最近になってようやくここまで言葉にすることができるようになりました。何かに引っ張られて急に当時のことを思い出すと、頭がいっぱいになって涙が出たりします。それくらい消化できていないままここまで来てしまいました。
理由の一つには、精神疾患の家族と暮らすつらさの話を、できるなら当事者の目や耳に入れたくないと思い言えなかった、というのもあります。
でもごめんなさい。ついに始めて、ここへ書いてしまいました。

そんな生き方をしてしまったせいか、関連付けようとしているだけか、家庭を作るどころか恋愛にすら良い気持ちが持てません。前向きに付き合ってみても、いわゆる女の子扱いされたり優しくされることに想像以上に拒絶反応が出てしまいました。余裕が無い時に相手を頼ることが一切できず、とにかく一人になりたくて一緒にいるのが苦痛で、本当に申し訳ないけれど無理だと別れました。

私にはもう、頼る、弱みを見せる、甘える、そういったことは無理なんでしょうか。
あまり積極的に「したい」とも思えませんが、限界を感じた時に、限界だからこそsosのひと言も発せないで自分を終わらせてしまいそうな気がします。
今も様々なことがあって日々がつらいと思いながら、誰にも伝えられずにいます。

感想1

「年子の妹は私が育てた」と疑問を持たず笑い話でしていた私自身と重なることが多く、涙がでるように読ませてもらいました。「精神疾患の家族と暮らすつらさの話を、できるなら当事者の目や耳に入れたくないと思い言えなかった」相手も自分も辛さを想起することはしないという、あなたの優しさと共に圧し掛かっていたものの重たさも感じずにはいられません。

頑張っている母を援護し、年下の弟の面倒を見る。自分を後回しにしつつも、そんな家族を守る、精一杯あなたはやってきたのだろうと思います。
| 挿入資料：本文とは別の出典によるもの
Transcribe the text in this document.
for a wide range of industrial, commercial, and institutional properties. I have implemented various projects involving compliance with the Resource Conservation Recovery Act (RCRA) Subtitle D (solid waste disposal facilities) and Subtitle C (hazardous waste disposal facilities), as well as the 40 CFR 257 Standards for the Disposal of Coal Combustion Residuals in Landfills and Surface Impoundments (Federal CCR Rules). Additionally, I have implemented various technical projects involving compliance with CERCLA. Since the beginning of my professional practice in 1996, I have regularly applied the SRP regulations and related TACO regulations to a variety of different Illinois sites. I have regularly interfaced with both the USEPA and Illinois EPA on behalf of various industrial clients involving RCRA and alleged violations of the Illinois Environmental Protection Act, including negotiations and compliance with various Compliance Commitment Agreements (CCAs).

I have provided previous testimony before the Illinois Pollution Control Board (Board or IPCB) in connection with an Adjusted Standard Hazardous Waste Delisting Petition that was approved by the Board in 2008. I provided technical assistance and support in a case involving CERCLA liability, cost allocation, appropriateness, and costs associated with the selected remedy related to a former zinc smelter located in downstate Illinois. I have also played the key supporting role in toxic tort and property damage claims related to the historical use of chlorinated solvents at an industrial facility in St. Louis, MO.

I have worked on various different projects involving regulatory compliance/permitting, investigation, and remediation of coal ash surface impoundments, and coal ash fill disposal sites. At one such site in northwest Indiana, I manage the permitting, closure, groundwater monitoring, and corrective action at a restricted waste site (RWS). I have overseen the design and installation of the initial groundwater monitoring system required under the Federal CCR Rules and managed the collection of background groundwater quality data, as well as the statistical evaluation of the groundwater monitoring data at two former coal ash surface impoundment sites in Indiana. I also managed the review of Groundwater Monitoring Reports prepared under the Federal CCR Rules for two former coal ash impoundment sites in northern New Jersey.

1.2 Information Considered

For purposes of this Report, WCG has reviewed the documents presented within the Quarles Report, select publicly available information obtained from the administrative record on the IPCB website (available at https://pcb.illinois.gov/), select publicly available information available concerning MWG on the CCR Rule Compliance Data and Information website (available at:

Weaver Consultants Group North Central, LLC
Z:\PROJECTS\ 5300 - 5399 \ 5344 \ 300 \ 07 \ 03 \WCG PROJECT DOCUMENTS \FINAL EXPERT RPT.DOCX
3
子どもが家庭を維持しようとすることは、実体験からもとても難しく大変なことです。「したいこと、ほしいものは無い。つらいことなんて無い。甘える、わがままを言う、反抗期をする、そんなの有り得ない。」子ども時代のあなたには、それが真実だと感じていたと思います。自分だって大切な存在なんて夢のまた夢、ままならない暮らしと格闘するだけで精一杯だったと、自分の当時を重ねてもそんな言葉が出てきます。

誰かのためにが習慣化するとどんな場面でも踏ん張りが効くのですが、こと自分のことになるとその方法がわからない。「私にはもう、頼る、弱みを見せる、甘える、そういったことは無理なんでしょうか。」自分の中での自分は「自分なんて」で止まっていて、誰かにSOSを発信する以前に「自分の声には耳を傾けない」というルールが染みついているのではないでしょうか。自分の痛みを感じ、手当てするということは言葉ほど簡単ではないのかもしれないですが、腰が痛いからマッサージに行ってみよう、体がむくんでいるから岩盤浴に行ってみようなど、自分のことを気に掛けてみるそんなことから手当していくのもいいのかもしれません。家族を大切に思い行動してきたあなた、自分自身に労いの言葉をかけてあげられたならと願うような気持ちになりました。投稿いただき、ありがとうございました。

感想2

経験談を書こうかどうかも悩んだのかな…当時の光景を思い出して文字にすることはあなたにとってどういう時間だったのかな…そんなことを思いながら読ませてもらいました。
そして多くのものを見てきたことが文章からも伝わってきました。小学生を終えたばかりのあなたにとってあまりに多くのことが重くのしかかってきましたね。特に最も気をつわなければならない父が毎日家にいる状態を想像するだけでそれがどんなに子どもにとって大変な状況か想像できました。家族に気をつかい、お世話をする…周囲を観察してその感情を読み取り、自分を犠牲にしてふるまいを考える…。(あなたの言葉を借りれば)したいことやほしいものはたくさんあって、つらいことがつらいと言えて、時にはわがままを言い、反抗だってする、それが安心してできるのが子どもだと思います。あなたはそのすべてを自分の心に押し込めて全方位に気をつかって毎日を過ごしていたんですから、感情や意思を感じないようになっていても不思議ではないだろうって私は思いました。
過去を言葉にできるようになると、同時にその理屈もわかってきます。すると自分一人がそれを請け負った辛さや理不尽さもじわじわと認識しそうです。誰かと親密な関係になることを反射的に拒否してしまうのも頷けます。ケアすることはあってもされることがなかったとすれば優しくされることに違和感や不快感を感じるでしょうし、またケアしなければならない他者が存在することへの拒否感があるのかなと私なりに想像しました。
今回の投稿はまさにSOSの一歩だと思います。他の誰でもないあなた固有の言葉で話し、それを理解される時間をこうやって少しずつ重ねて欲しいと私は感じました。まだあなたがあなたを優先して行動することはすぐには難しいかもしれませんが、よかったらまたここにそっと気持ちを置きに来てほしいです。投稿ありがとうございました。